The default NoopCache always misses, effectively disabling caching. For production use, DiskCache provides filesystem-backed caching with:

  • blake3 key hashing for deterministic, collision-resistant filenames.
  • TTL-based expiry (default: 1 hour).
  • LRU eviction when the entry count exceeds the configured maximum (default: 10,000).
  • Atomic writes via temp file + rename.

4. UaRotationLayer

Injects a rotating User-Agent header into each request using an AtomicUsize counter:

let idx = self.index.fetch_add(1, Ordering::Relaxed) % self.user_agents.len();
req.headers.insert("user-agent", self.user_agents[idx].clone());

The rotation counter is shared across all service rebuilds (the UaRotationLayer is stored on CrawlEngine and cloned into each stack build). If the user-agent list is empty, no header is injected and the HttpFetchService falls back to the default kreuzcrawl/{version} user-agent.

5. HttpFetchService

The innermost service that performs the actual HTTP request using reqwest::Client.
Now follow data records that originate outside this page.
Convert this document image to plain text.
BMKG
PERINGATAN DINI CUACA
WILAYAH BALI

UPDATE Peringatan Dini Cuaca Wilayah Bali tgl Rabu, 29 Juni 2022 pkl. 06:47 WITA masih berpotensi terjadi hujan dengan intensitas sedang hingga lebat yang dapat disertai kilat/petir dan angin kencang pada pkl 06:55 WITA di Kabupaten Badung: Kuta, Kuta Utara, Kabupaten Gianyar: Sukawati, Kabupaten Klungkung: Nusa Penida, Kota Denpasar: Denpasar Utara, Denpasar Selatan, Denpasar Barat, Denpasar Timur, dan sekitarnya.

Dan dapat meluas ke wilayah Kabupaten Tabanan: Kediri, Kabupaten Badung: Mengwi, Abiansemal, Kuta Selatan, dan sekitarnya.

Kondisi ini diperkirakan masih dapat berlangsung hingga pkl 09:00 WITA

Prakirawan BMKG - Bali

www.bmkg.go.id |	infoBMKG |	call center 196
Responsibilities:

  • User-Agent fallback: if no UA header was set by the rotation layer, uses config.user_agent or the default kreuzcrawl/{version} string.
  • Authentication: supports Basic, Bearer, and custom Header auth via AuthConfig.
  • Custom headers: merges config.custom_headers and request-level headers from middleware.
  • Error classification: maps HTTP status codes to typed CrawlError variants (401 -> Unauthorized, 403 -> Forbidden/WafBlocked, 404 -> NotFound, 429 -> RateLimited, 5xx -> ServerError/BadGateway).
  • WAF detection: on 403 responses, inspects the Server header and body for WAF signatures (Cloudflare, Akamai, etc.).
  • Content-length validation: detects truncated responses by comparing Content-Length header to actual body size.
  • Retry with exponential backoff: retries on server errors, rate limits, and configurable status codes. Delay starts at 100ms and doubles per attempt (100ms * 2^attempt).

Extending the Stack

Custom middleware can be added by implementing Tower's Layer and Service traits for the CrawlRequest/CrawlResponse types. However, the current stack is assembled internally by CrawlEngine::build_service and is not directly extensible from the public API. Customization is achieved through the trait system (custom RateLimiter, CrawlCache, etc.) rather than adding new Tower layers.